Es ist klar, dass eine Verfassungsänderung allein keine einzige neue Wohnung schafft, aber doch den Rahmen darstellen könnte, aus dem sich verschiedene nachgelagerte Initiativen und Gesetzesänderungen aus dem Verfassungsauftrag „Recht auf Wohnen“ zielgerichtet ergeben.
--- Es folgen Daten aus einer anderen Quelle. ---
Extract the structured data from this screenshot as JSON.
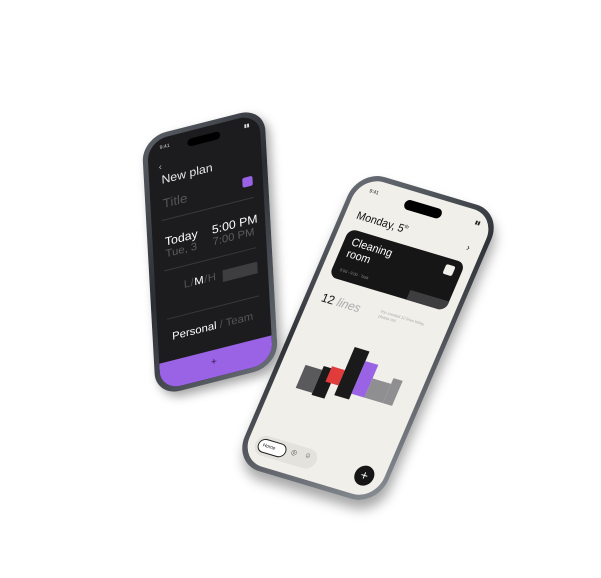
{
  "left_phone": {
    "status_time": "9:41",
    "back_glyph": "‹",
    "title": "New plan",
    "title_placeholder": "Title",
    "date_primary": "Today",
    "date_secondary": "Tue, 3",
    "time_primary": "5:00 PM",
    "time_secondary": "7:00 PM",
    "priority": {
      "low": "L",
      "sep1": "/",
      "mid": "M",
      "sep2": "/",
      "high": "H"
    },
    "category": {
      "selected": "Personal",
      "sep": " / ",
      "other": "Team"
    },
    "footer_icon": "+",
    "accent_color": "#9a63e6"
  },
  "right_phone": {
    "status_time": "9:41",
    "header_day": "Monday, 5",
    "header_sup": "th",
    "chevron_glyph": "›",
    "card_title": "Cleaning room",
    "card_time": "8:00 - 9:00 · Task",
    "lines_count": "12",
    "lines_label": "lines",
    "note": "You created 12 lines today, please not",
    "nav_home": "Home",
    "fab_label": "+",
    "accent_color": "#9a63e6",
    "highlight_color": "#e23b3b"
  }
}
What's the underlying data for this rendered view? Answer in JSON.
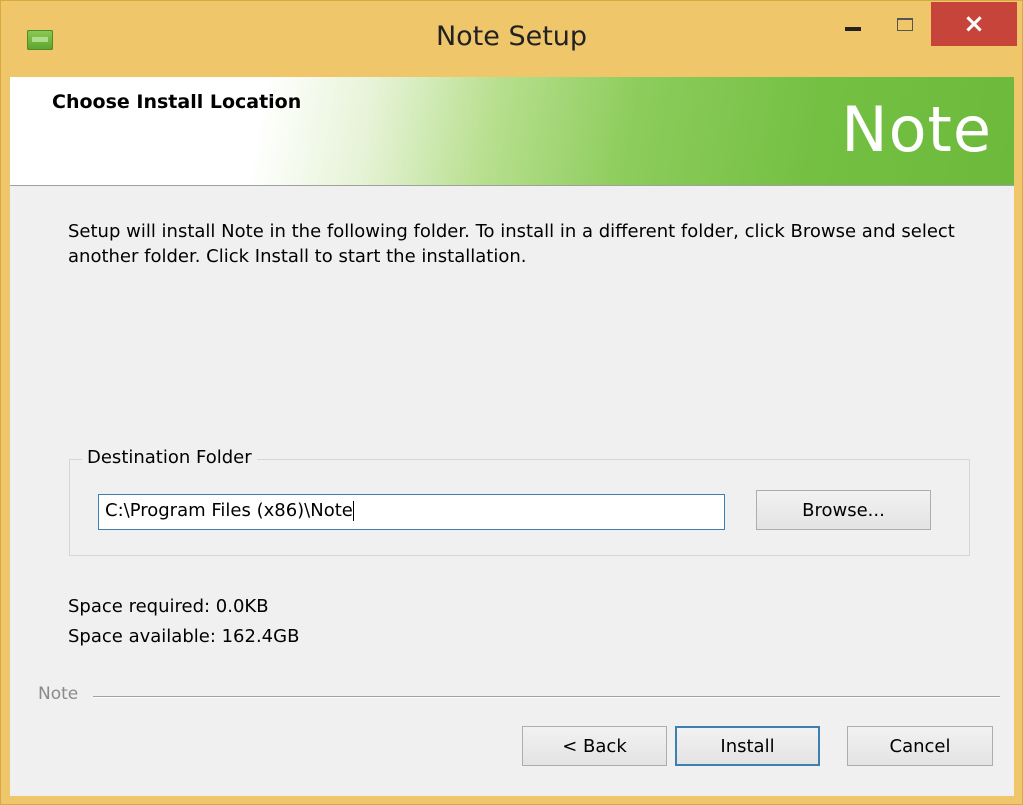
{
  "window": {
    "title": "Note Setup",
    "controls": {
      "minimize": "minimize",
      "maximize": "maximize",
      "close": "×"
    }
  },
  "banner": {
    "title": "Choose Install Location",
    "logo_text": "Note"
  },
  "content": {
    "intro": "Setup will install Note in the following folder. To install in a different folder, click Browse and select another folder. Click Install to start the installation.",
    "destination": {
      "legend": "Destination Folder",
      "path": "C:\\Program Files (x86)\\Note",
      "browse_label": "Browse..."
    },
    "space_required": "Space required: 0.0KB",
    "space_available": "Space available: 162.4GB"
  },
  "footer": {
    "brand": "Note",
    "back_label": "< Back",
    "install_label": "Install",
    "cancel_label": "Cancel"
  },
  "colors": {
    "title_bar": "#f0c66a",
    "close_button": "#c7443a",
    "banner_green": "#6cb93c",
    "focus_blue": "#3c7fb1"
  }
}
III. Der Landtag beschließt:

Die Landesregierung wird aufgefordert,

  • einen Entwurf für eine Verfassungsänderung des Landes Nordrhein-Westfalen zu erarbeiten, der folgende Ziele beinhaltet:
  • Jede Bewohnerin und jeder Bewohner Nordrhein-Westfalens hat Anspruch auf angemessenen und bezahlbaren Wohnraum
  • Der Grundstücksverkehr und die Nutzung des Bodens orientieren sich an den Zielen der Nachhaltigkeit
  • Steigerungen des Bodenwerts, die ohne besonderen Arbeits- oder Kapitalaufwand des Eigentümers entstehen, werden für die kommunale Gemeinschaft nutzbar gemacht
  • Die Förderung von Quartieren, Dörfern, Gemeinschaftsgärten und des Kleingartenwesens
  • aus diesen Zielen abgeleitet weitere Maßnahmen auf den Weg zu bringen, die geeignet sind, die Versorgung der Bevölkerung mit bezahlbarem Wohnraum sicherzustellen:
  • eine Ausweitung der Wohnraumförderung mit einem deutlichen Schwerpunkt auf Mietwohnungsbau
  • die verstärkte Förderung der Gründung von Genossenschaften und Baugruppen
  • Perspektivisch die Einführung einer Bodenwertsteuer als Grundsteuermodell in NRW und dabei die Voraussetzungen dafür schaffen, dass Kommunen Planwertgewinne künftig zumindest teilweise abschöpfen können
  • im Landesentwicklungsplan bei den Siedlungsflächenbedarfen eine qualitative Festlegung von mindestens 30 Prozent für die Schaffung von bezahlbaren Wohnraum verbindlich zu treffen und die Regionalplanungsbehörden zu ermächtigen weitergehende und spezifische Regelungen in den Wohnungsmarktregionen des Landes in der Regionalplanung zu formulieren
  • zur Stärkung der finanziellen Situation der Kommunen ein Landesmodell zur Einrichtung eines kommunalen Altschuldenfonds zur Übernahme der kommunalen Liquiditätskredite erarbeiten und vorlegen
  • die Förderung des Aufbaus kommunaler Flächenfonds, ausgehend von einem Bodenfonds für die Innenstädte, verwaltet durch das Land
  • Unterstützungsangebot des Landes für mehr Konzeptvergaben in den Kommunen zu Gunsten von mehr Gemeinnützigkeit im Wohnungsbau
  • die Verpflichtung von Kommunen mit angespanntem Wohnungsmarkt zur sozialgerechten Bodennutzung mit mindestens 30 Prozent gefördertem Wohnraum
  • die konsequente Abkehr von der Vergabe landeseigener Liegenschaften nach Höchstgebot; Vergabe nur noch an kommunale oder genossenschaftlich organisierte Wohnungsbaugesellschaften zur Schaffung von sozialem und preisgünstigem Wohnraum oder an Kommunen für andere gemeinwohlorientierte Ziele
  • die Erstellung eines landesweiten Leerstands- und Baulückenkatasters
  • die Verschärfung der Mieterschutzverordnungen, die Ausweitung der Gebietskulissen auf alle angespannten Wohnungsmärkte in NRW und die Wiedereinführung der Umwandlungsverordnung
  • eine Ausrichtung aller Maßnahmen des Wohnungsbaus am 1,5 Grad Ziel für eine nachhaltige Bauentwicklung und klimaneutralen Gebäudebestand.